Após 40 anos de televisão, a jornalista Leda Nagle tem algo novo a dizer. Ou de uma forma nova. Há pouco mais de um ano, ela usa um cantinho de seu apartamento, em São Conrado, para fazer algo que sabe muito bem: entrevistas. Mas, agora, para o Canal Leda Nage, no YouTube.
De onde veio a ideia do canal no YouTube?
Meu filho (o ator Duda Nagle) há muito tempo me cobrava isso, ele acha que o YouTube é a TV do futuro.
E você?
Também acho, mas, quando ele começou a falar disso, eu ainda estava no “Sem censura”, na TVBrasil. Ficava difícil! Eu apresentava um programa de duas horas, com seis entrevistados, todo dia, ao vivo, no Centro. Quando fui demitida, ele disse: “Oba! Agora você vai fazer o canal!”.
Você aceitou logo?
Pensei e percebi que era uma boa, uma forma de não ficar de luto após ter sido demitida. Mas é claro que fiquei triste, chorei, me descabelei. Tudo o que uma pessoa normal faria.
Você não esperava, certo?
Claro que não. Tinha feito três reuniões para tratar da renovação do contrato. Depois de 20 anos e oito meses, fiquei sem chão. Mas não sou do tipo que fica sentada chorando.
Na internet, como você busca entrevistados?
Sou eu que pego o telefone e vou atrás. No caso do Bolsonaro, por exemplo, consegui um telefone dele, liguei e disse: “Meu nome é Leda Nagle, sou jornalista, e queria entrevistar o Jair Bolsonaro para o meu canal no YouTube”. Ah, e o meu filho me ajuda também, ele é muito safo, um ótimo produtor.
E qual o critério para a seleção? Você convida pensando nas visualizações?
Não adoto esse critério, sinceramente. Um dia liguei para o Diogo Vilela, porque eu o acho um superator. Luiz Fernando Guimarães, mesma coisa; Ney Matogrosso, acho um supercantor; Bruno Gagliasso é um cara superlegal. Estou apostando que um conteúdo de boa qualidade tem visualização.

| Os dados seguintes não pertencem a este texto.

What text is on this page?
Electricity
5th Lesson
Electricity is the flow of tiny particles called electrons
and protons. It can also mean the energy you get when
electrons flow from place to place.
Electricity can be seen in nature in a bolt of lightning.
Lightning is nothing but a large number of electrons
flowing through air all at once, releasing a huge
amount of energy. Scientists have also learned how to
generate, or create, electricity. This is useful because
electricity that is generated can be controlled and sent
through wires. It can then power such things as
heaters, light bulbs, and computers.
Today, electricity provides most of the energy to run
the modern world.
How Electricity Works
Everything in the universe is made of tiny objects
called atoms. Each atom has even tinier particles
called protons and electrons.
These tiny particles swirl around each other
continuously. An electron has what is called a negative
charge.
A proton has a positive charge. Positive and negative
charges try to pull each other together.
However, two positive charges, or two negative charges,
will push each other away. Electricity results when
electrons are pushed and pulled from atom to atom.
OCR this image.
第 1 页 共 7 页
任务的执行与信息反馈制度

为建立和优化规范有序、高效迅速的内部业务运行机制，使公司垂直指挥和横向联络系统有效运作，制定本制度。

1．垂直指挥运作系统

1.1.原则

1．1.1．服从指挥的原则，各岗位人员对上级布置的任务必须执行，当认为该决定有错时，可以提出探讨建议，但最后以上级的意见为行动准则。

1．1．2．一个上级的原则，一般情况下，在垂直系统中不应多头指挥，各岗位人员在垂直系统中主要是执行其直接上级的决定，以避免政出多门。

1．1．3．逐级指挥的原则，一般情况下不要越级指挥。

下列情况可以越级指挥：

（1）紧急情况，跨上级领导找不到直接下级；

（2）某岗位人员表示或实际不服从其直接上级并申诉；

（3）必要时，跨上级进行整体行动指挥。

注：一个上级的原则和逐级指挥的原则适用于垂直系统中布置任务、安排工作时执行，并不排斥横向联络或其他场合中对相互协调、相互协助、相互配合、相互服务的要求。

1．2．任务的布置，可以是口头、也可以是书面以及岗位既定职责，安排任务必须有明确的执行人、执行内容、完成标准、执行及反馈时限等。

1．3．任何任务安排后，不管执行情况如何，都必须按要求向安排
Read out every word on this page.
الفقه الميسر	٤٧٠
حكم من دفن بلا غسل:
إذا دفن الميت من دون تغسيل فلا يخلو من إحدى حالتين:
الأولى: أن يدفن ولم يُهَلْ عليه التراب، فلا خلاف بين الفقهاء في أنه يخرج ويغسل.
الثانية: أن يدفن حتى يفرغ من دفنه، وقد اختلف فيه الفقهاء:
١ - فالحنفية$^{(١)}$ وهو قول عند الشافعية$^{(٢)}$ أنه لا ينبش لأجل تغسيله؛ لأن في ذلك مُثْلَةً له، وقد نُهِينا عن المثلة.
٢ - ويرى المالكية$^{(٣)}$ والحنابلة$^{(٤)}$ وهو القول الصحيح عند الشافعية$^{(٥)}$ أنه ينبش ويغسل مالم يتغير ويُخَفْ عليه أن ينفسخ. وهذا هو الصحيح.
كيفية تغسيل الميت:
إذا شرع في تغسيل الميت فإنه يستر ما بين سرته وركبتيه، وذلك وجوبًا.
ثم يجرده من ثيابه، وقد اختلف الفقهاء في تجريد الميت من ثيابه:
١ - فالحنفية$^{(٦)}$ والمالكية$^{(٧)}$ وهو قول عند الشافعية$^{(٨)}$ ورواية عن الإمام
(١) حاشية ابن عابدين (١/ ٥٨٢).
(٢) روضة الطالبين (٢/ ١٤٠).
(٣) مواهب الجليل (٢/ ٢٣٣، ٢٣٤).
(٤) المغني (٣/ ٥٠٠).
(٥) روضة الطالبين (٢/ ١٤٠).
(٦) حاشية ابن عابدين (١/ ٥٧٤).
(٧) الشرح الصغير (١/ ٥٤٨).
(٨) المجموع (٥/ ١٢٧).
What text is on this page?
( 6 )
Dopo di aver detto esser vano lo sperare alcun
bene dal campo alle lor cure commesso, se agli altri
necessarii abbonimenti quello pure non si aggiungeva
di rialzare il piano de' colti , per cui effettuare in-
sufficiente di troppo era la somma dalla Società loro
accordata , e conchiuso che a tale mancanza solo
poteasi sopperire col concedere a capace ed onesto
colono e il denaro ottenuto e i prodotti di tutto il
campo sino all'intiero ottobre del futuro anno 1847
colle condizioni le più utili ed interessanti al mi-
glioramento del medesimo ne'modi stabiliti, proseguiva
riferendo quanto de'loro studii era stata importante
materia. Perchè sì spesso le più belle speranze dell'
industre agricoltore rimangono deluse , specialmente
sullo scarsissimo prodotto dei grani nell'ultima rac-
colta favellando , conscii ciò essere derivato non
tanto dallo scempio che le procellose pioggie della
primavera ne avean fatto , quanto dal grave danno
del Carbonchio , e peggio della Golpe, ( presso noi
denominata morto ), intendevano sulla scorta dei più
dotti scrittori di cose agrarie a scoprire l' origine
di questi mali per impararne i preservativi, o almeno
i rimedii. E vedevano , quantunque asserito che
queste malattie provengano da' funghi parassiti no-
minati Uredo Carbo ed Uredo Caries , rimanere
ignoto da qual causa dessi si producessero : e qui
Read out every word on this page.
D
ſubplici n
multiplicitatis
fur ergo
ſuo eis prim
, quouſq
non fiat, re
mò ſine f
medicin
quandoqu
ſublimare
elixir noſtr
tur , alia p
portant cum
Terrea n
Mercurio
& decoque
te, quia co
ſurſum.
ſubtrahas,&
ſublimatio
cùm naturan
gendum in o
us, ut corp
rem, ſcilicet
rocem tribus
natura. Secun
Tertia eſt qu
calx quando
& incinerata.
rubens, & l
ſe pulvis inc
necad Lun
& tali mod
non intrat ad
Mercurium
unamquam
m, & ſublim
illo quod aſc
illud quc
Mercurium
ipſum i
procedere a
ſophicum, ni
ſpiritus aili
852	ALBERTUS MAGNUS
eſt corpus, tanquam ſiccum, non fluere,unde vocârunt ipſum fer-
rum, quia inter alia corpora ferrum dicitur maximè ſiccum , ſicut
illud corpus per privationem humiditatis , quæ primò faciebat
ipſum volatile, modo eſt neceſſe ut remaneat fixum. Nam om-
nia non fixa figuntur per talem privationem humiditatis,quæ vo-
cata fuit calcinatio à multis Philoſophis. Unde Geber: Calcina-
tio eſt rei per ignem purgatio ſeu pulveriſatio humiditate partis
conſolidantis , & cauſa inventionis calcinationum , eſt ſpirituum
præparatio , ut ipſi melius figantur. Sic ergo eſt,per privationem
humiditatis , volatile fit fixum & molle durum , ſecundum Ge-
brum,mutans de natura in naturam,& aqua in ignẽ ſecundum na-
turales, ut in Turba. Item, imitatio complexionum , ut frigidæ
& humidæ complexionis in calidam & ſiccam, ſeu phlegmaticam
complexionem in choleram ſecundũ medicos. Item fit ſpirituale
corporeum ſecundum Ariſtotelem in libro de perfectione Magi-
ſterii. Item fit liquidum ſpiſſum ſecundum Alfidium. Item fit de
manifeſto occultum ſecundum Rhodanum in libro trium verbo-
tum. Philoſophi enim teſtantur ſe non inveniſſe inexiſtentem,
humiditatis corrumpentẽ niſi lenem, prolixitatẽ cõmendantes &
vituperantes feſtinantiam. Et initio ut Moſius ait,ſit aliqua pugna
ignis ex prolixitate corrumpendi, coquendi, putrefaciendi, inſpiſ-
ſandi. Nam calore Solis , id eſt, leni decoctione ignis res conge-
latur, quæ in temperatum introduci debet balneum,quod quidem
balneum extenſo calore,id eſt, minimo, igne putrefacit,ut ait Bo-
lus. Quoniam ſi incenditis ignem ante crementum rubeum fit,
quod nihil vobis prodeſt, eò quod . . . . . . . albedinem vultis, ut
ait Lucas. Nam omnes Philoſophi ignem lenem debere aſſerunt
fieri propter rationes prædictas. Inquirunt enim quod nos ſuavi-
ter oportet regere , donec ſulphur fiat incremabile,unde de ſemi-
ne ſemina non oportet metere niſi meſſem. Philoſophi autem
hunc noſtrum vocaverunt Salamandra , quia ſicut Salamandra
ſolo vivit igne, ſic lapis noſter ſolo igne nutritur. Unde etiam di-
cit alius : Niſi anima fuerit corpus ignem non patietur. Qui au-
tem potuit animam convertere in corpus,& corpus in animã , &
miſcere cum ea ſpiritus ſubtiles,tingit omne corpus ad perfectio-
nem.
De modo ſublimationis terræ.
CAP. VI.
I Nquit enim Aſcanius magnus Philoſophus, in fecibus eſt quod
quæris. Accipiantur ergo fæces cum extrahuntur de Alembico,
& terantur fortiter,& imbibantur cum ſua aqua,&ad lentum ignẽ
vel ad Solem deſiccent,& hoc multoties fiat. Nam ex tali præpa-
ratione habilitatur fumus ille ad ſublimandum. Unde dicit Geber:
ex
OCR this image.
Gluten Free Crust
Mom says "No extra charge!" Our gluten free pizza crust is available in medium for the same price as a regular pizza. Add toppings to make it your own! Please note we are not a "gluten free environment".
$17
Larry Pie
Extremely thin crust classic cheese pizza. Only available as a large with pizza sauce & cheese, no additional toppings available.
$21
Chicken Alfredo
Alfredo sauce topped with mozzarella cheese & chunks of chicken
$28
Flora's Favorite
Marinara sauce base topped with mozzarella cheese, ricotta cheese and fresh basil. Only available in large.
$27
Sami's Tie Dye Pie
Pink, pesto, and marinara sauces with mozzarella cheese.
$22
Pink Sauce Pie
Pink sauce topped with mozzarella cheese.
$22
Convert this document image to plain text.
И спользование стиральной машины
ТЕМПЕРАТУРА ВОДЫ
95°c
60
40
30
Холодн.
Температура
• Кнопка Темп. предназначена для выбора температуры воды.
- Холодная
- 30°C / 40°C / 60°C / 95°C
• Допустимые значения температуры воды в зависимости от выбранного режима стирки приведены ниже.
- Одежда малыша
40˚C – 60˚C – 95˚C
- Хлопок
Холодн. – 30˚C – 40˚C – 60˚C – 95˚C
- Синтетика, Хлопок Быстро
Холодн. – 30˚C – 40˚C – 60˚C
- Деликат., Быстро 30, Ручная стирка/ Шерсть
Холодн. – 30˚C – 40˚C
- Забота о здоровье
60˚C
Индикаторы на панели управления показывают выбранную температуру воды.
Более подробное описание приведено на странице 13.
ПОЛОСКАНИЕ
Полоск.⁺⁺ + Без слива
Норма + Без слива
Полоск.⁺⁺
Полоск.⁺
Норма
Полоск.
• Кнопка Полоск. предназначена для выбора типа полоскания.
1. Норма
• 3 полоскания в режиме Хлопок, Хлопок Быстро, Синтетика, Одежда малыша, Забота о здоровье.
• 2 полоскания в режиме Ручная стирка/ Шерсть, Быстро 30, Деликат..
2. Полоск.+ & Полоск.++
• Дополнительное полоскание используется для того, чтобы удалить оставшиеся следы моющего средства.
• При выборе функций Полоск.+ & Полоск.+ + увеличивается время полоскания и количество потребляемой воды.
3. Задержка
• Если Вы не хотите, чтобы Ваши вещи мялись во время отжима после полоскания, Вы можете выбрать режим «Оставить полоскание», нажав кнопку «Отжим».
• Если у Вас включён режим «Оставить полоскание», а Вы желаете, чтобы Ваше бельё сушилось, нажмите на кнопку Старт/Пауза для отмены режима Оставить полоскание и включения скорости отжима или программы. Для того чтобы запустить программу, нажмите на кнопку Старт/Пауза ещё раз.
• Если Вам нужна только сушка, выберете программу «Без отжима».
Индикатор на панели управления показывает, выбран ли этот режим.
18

Qual a média de visualizações dos vídeos?
Depende. Às vezes, você entrevista um ator, acha que vai bombar e não bomba. Entrevista uma filósofa e bomba.
Não deve ser difícil para você obter as entrevistas.
Não é. Graças a Deus. Todo mundo me dá força, me prestigia. São 40 anos nisso, né?
É diferente entrevistar na internet e na TV?
Tenho uma liberdade maior. Gravo na minha casa, então, estou no meu território, sem salto alto, broche etc. As pessoas, e eu também, ficamos mais à vontade do que num estúdio de TV. E elas não precisam maneirar em nada. As entrevistas ficam mais profundas, consigo tirar mais coisas dos convidados.
Está gostando, então?
Está sendo uma experiência libertária, nova e corajosa, porque já sou uma senhora, uma “geriatuber”. Mas estou firme aí nesse barato. Só não encontrei ainda uma forma de ganhar dinheiro. Estou em busca de patrocinadores. Rola monetização, mas é baixa.
Você tem convidado pessoas que já tinha entrevistado?
Meio a meio. Nenhuma entrevista é definitiva, aprendi isso muito cedo. Sempre que você entrevista alguém, fica faltando alguma coisa. Para fazer um livro sobre uma pessoa, você a entrevista umas dez, 12 vezes, cada encontro com horas de duração, e não esgota tudo. Imagina uma entrevista de uma hora.
Pode-se dizer que você está passando mais tempo atualmente assistindo a conteúdo no YouTube do que na televisão?
Muito mais. 70% a 30%. Vejo canal de culinária, o do meu filho Duda, o da Sabrina (a apresentadora Sabrina Sato, nora de Leda), o da Antônia Fontenelle…
Qual é o seu público?
Fica entre 18 e 35 anos. Outro dia estava em São Paulo com o Duda e fui a uma loja de produtos naturais. Duas semanas depois ele voltou sozinho e um funcionário, jovem, disse para ele: “Pô, aquela mulher que veio aqui contigo tem um canal irado no YouTube, sabia?”. Ou seja, o cara não me conhecia da TV, mas sim do YouTube. Achei um barato.